И как поступить, если один из них — обескровленно-бледный, измученный, с посиневшими от холода губами, спит на твоём плече? Пожалеть, как всякую живую тварь? Но это ведь по его приказу везут тебя — куда? В тюрьму? На штрафные работы? На расстрел?
Право, забавная была ситуация! Пустая ночная дорога и на ней в разбитой машине трое: арестант без наручников, вооружённый пистолетом, и двое конвоиров — один раненый и безоружный, другой вообще слова доброго не стоит. Интересно, чем бы кончилось дело, окажись на его, Гвейрана, месте настоящий шпион или диверсант?
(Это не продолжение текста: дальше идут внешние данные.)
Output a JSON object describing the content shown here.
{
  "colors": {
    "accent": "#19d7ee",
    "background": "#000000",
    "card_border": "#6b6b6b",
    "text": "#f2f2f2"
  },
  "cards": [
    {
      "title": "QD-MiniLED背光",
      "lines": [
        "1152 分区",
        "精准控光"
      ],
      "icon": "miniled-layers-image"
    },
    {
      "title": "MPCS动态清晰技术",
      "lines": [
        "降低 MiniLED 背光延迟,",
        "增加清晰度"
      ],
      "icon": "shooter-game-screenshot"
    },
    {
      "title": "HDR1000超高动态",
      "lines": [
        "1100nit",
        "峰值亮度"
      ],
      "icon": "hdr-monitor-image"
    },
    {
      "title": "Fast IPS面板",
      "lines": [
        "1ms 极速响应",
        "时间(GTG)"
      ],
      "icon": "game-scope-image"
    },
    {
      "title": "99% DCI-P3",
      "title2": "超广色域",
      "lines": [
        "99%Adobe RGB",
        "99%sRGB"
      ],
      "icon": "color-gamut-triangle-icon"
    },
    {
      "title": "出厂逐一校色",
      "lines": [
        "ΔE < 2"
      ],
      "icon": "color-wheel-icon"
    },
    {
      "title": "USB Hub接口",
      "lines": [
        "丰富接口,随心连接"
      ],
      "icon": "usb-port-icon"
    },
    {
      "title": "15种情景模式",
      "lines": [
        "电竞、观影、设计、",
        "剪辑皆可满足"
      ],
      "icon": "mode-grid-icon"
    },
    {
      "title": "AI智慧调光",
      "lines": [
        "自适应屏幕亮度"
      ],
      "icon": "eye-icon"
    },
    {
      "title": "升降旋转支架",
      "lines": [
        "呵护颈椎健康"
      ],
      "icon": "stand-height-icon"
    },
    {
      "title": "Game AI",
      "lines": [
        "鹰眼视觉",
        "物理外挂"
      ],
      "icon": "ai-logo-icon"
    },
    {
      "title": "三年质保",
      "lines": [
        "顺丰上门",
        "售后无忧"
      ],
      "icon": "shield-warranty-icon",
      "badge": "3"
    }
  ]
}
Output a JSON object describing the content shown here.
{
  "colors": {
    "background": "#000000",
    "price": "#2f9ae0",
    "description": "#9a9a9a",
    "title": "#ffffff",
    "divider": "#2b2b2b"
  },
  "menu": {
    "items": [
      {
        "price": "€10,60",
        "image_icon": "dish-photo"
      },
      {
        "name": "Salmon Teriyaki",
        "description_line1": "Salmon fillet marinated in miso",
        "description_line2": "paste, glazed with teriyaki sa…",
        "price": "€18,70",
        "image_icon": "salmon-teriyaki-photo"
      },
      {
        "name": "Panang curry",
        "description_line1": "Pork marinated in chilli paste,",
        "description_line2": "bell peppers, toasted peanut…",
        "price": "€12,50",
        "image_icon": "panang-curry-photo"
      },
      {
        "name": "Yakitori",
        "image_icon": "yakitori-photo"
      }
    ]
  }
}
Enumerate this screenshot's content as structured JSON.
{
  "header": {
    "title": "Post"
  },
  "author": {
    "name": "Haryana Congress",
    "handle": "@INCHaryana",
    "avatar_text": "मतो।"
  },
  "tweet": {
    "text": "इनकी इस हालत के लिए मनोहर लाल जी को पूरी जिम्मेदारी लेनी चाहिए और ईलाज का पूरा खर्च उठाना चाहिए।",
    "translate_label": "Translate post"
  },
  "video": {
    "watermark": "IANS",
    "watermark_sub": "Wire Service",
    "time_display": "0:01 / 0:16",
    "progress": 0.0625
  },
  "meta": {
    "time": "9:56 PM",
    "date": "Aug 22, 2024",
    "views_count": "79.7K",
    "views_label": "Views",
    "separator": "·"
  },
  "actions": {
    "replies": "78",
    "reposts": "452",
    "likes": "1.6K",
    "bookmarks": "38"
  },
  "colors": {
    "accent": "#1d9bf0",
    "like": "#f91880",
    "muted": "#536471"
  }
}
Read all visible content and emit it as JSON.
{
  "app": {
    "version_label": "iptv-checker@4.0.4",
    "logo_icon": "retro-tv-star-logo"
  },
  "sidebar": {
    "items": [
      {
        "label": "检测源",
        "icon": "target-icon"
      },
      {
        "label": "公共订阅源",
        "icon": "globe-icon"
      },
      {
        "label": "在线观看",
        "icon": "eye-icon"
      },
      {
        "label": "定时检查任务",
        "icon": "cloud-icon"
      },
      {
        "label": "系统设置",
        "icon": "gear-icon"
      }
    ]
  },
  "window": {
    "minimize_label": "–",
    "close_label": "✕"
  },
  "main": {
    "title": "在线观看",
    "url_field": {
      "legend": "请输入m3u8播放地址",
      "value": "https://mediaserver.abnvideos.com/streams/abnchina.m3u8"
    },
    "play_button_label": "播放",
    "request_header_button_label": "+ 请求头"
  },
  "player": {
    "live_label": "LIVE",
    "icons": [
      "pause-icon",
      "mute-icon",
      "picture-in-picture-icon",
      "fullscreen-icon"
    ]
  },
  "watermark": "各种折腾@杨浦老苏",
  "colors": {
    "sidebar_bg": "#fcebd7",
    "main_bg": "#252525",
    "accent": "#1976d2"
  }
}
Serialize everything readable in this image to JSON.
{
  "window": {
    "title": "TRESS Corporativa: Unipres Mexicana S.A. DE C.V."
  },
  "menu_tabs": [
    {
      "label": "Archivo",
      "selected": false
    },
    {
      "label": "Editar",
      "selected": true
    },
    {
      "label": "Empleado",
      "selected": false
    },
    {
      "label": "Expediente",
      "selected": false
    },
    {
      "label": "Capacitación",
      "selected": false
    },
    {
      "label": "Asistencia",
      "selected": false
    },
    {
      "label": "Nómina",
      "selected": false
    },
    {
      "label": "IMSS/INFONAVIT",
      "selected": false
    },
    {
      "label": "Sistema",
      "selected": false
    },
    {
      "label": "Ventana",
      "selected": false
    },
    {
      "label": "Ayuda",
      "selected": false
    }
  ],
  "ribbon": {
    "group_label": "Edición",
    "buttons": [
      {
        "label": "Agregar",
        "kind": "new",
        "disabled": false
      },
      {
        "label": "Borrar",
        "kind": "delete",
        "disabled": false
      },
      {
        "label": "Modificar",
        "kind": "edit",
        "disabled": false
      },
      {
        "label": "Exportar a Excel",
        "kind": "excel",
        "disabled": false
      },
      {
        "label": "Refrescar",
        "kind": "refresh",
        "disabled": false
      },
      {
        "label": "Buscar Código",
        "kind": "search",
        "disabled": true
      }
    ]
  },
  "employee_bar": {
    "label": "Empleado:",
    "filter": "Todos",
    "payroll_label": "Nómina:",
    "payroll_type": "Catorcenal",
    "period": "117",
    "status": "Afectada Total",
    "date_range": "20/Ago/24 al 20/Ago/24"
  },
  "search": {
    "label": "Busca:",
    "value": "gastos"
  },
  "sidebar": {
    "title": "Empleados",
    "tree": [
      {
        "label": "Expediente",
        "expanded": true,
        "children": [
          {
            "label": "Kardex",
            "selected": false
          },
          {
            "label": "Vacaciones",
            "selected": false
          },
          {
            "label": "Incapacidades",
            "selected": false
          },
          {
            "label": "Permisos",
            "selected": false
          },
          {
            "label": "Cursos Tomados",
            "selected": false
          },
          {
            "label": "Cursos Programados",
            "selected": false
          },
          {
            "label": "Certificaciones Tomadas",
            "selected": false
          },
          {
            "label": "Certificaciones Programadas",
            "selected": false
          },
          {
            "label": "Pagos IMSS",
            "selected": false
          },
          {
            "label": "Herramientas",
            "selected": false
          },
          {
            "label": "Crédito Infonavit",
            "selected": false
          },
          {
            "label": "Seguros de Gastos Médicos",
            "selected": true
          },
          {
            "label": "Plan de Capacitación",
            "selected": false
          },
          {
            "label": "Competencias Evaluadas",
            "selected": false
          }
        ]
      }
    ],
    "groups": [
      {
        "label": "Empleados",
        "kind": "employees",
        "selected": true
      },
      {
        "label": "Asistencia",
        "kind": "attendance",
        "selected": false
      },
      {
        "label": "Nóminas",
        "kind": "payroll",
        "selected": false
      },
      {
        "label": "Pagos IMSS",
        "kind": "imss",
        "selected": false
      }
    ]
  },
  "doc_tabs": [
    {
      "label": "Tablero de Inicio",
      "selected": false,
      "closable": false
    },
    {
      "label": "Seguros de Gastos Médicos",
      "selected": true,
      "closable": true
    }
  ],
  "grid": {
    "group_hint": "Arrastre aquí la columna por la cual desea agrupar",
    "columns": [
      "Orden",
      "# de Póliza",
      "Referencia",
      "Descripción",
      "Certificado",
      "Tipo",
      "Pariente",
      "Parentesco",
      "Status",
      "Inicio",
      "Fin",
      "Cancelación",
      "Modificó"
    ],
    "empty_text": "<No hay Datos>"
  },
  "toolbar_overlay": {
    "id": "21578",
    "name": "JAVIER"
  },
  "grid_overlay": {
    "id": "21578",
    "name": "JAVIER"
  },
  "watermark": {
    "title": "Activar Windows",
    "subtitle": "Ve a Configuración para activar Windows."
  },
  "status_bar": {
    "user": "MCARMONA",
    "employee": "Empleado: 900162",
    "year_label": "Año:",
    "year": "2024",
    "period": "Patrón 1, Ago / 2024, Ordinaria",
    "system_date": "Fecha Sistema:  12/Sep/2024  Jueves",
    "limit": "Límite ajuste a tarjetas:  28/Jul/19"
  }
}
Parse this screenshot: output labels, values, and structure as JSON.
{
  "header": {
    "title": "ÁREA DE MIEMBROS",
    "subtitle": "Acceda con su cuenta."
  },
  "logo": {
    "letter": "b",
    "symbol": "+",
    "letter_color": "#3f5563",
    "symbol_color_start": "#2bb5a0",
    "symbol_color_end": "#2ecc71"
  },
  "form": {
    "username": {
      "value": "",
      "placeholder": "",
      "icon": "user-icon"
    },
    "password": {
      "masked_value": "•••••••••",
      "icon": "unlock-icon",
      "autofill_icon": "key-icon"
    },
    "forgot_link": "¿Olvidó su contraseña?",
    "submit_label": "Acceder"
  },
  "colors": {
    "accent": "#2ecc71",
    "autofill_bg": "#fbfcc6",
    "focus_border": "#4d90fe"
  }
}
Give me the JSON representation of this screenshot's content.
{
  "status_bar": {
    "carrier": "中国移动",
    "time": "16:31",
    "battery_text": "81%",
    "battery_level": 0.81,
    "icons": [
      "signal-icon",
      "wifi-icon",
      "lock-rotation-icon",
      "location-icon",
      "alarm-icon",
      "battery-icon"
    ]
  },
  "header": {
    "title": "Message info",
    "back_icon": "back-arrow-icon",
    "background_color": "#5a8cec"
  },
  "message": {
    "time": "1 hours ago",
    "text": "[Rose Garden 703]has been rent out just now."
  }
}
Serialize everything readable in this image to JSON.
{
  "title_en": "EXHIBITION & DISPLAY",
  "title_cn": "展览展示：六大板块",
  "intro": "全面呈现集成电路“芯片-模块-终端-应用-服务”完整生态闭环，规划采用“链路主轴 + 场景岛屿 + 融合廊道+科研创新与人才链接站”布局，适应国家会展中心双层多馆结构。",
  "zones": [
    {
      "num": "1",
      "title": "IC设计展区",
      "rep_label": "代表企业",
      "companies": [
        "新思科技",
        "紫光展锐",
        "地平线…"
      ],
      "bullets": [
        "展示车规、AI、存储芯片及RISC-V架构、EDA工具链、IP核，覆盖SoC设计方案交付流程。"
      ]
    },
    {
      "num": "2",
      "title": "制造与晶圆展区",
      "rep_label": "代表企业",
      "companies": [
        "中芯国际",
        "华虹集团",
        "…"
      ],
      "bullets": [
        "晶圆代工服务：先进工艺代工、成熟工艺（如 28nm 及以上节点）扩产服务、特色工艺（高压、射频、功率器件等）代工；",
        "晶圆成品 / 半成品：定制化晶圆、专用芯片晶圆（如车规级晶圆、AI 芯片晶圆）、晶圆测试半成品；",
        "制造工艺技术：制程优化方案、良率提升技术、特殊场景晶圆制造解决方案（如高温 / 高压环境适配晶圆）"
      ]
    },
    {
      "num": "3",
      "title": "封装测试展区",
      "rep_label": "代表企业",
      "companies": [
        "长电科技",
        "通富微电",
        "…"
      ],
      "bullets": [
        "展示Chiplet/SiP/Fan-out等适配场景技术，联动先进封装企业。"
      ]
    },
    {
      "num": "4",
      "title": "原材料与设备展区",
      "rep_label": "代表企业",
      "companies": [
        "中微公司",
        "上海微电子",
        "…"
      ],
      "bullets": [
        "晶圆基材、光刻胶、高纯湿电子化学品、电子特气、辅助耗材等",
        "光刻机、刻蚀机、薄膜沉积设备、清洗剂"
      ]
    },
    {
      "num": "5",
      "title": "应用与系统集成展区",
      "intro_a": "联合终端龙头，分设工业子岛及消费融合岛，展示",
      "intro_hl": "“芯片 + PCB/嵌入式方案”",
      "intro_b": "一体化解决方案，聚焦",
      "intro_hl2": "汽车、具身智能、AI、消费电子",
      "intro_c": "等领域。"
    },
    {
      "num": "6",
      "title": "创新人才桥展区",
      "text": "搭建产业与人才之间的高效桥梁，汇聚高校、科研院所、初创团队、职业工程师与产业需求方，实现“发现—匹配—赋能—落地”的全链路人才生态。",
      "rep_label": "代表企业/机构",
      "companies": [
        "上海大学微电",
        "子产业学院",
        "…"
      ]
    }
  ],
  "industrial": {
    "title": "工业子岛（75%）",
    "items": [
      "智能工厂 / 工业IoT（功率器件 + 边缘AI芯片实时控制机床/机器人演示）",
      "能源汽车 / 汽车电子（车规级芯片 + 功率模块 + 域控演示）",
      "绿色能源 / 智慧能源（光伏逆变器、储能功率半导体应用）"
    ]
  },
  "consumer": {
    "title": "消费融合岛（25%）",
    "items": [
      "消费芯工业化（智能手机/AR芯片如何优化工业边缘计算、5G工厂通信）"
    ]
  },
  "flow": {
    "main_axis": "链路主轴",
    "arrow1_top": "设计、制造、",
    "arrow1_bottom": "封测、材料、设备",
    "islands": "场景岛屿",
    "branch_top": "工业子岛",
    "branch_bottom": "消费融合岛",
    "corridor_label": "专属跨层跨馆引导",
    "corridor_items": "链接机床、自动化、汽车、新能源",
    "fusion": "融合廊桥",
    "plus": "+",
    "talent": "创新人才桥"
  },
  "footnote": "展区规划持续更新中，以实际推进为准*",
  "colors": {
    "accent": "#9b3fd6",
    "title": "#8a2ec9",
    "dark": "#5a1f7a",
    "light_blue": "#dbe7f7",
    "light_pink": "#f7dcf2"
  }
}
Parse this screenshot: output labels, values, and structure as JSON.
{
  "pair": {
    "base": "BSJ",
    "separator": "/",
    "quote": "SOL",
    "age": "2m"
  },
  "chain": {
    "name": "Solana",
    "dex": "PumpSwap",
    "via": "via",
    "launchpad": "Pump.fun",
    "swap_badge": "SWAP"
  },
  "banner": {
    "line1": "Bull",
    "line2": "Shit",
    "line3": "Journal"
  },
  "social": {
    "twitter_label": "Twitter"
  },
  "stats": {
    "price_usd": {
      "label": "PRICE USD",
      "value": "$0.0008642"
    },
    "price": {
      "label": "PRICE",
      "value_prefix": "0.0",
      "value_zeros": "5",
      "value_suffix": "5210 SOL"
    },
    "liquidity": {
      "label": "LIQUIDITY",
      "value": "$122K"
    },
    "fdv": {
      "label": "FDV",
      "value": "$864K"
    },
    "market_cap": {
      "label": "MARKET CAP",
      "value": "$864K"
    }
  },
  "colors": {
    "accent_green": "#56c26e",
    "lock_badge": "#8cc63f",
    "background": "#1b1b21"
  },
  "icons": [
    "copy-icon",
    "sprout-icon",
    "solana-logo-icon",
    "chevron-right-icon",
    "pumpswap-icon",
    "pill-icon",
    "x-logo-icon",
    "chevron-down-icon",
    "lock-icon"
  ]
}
«Велардер» занесло на крутом обледенелом повороте, взвизгнули тормоза. Цергард болезненно вздохнул, но не проснулся. Гвейран заглянул ему в лицо — уж не замерзает ли, в самом деле? У спящих «детей болот» всегда такие юные, беззащитные лица… У спящих, и у мёртвых. Такими юными и беззащитными их и сбрасывают в топь — тысячами по всей стране… Топь примет всех — и бледную, изможденную девочку из санитарного училища, и болезненного мальчика, с трудом удерживавшего автомат в слабеньких руках, и аристократически красивого молодого офицера в элегантной черной форме с веером золотых листьев на погонах… Только что это изменит? Если у чудовища девять голов, какой смысл отрубать одну?